Alpine a-t-elle fait le bon choix en optant pour un moteur Mercedes ?
Compte tenu des moyens humains et techniques de Viry Châtillon, difficile de ne pas penser que l’équipe au A fléché aurait du mal à rivaliser avec un moteur Renault pour cette nouvelle réglementation.
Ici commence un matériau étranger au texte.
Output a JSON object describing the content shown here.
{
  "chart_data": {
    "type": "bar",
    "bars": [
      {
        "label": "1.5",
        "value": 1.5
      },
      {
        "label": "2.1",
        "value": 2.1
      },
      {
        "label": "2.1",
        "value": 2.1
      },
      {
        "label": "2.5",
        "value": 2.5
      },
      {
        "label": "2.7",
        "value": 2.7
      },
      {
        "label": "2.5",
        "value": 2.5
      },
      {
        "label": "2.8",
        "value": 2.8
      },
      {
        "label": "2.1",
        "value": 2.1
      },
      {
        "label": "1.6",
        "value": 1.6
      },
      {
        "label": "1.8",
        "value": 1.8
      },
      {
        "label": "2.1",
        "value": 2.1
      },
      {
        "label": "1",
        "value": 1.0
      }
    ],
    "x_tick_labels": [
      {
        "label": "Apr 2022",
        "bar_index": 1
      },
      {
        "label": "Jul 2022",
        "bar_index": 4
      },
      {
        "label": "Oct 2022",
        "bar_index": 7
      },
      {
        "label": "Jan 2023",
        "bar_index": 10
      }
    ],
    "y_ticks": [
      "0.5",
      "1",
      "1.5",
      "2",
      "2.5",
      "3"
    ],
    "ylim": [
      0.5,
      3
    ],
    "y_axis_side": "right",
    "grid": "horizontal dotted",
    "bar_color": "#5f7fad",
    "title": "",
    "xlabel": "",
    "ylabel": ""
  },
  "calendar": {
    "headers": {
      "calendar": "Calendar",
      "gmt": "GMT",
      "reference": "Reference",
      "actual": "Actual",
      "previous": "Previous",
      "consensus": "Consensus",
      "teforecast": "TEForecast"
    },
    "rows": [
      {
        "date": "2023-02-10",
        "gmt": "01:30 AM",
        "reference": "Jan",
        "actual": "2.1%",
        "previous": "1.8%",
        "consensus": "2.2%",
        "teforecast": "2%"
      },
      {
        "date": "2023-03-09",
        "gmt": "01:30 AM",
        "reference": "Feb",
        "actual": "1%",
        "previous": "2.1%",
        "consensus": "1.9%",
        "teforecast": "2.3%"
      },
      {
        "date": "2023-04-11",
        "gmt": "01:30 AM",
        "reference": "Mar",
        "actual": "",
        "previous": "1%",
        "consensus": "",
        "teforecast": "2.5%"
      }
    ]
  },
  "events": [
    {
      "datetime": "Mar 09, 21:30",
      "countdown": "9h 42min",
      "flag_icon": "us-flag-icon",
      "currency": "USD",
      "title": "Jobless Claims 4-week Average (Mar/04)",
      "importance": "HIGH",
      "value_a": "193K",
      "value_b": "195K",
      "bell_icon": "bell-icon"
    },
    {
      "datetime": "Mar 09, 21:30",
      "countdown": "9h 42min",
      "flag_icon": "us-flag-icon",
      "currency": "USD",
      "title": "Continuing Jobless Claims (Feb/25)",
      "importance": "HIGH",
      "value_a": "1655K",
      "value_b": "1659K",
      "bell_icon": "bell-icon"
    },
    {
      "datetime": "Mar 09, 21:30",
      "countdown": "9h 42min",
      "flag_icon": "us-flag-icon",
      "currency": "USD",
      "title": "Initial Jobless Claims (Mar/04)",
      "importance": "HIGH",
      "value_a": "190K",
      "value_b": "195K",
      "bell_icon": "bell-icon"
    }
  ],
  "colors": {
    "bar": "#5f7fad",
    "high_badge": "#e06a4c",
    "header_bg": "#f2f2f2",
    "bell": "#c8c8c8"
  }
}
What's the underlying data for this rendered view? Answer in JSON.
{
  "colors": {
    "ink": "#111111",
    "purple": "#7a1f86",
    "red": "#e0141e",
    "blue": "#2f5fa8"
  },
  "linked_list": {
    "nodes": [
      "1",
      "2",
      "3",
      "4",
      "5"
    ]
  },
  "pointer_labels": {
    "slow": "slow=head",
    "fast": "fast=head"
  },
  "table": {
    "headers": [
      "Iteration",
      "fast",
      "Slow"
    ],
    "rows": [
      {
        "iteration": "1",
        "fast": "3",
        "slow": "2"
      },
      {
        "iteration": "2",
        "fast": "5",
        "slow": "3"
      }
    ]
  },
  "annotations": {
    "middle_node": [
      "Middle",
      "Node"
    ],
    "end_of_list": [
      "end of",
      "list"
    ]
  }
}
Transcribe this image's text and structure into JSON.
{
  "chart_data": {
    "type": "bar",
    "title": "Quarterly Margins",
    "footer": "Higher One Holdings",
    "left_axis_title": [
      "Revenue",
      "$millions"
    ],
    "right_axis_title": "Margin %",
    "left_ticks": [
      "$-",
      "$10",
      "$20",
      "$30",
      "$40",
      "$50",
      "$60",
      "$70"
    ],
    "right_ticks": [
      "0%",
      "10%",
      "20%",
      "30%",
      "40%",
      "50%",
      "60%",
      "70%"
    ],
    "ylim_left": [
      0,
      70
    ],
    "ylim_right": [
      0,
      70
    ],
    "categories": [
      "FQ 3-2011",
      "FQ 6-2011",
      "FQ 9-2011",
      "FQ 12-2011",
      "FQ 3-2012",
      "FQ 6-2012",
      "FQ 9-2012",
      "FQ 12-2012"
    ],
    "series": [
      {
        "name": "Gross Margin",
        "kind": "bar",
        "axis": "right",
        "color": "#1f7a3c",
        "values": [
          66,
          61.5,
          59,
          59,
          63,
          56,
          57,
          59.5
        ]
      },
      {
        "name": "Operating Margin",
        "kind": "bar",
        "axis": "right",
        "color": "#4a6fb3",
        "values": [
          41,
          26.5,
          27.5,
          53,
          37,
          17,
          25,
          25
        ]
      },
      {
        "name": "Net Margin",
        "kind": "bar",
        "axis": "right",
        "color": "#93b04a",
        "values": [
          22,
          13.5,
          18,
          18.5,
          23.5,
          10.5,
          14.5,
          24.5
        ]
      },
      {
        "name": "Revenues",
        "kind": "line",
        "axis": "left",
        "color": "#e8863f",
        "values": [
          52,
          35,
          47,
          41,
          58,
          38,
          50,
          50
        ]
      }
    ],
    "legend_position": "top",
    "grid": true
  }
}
Viry a été victime d’une politique de sous-investissement de la part de Ghosn puis de De Meo.
Lors de sa visite chez Mercedes High Performance Powertrains (HPP), Luca de Meo a expliqué que l’écart avec Viry-Châtillon est avant tout structurel, humain et matériel : il a parlé « d’unité comme HPP où 900 personnes travaillent sur le moteur, contre environ 340 à Viry. »
Ce qu’il a dit précisément
• Il souligne « quand vous visitez une unité comme HPP, l’usine moteur de Mercedes, il y a 900 personnes qui y travaillent, alors qu’on est 340 à Viry ».
• Il insiste sur « le manque d’investissements à Viry au moment du passage à l’ère hybride », en disant que « Mercedes dispose de bancs d’essais que Viry n’a pas. »
• Pour illustrer ce déficit de moyens, il résume la situation en disant « qu’on tourne, côté structure, avec trois cylindres quand d’autres en ont huit », image pour montrer que Viry fonctionne avec une structure bien plus légère que celle de Mercedes.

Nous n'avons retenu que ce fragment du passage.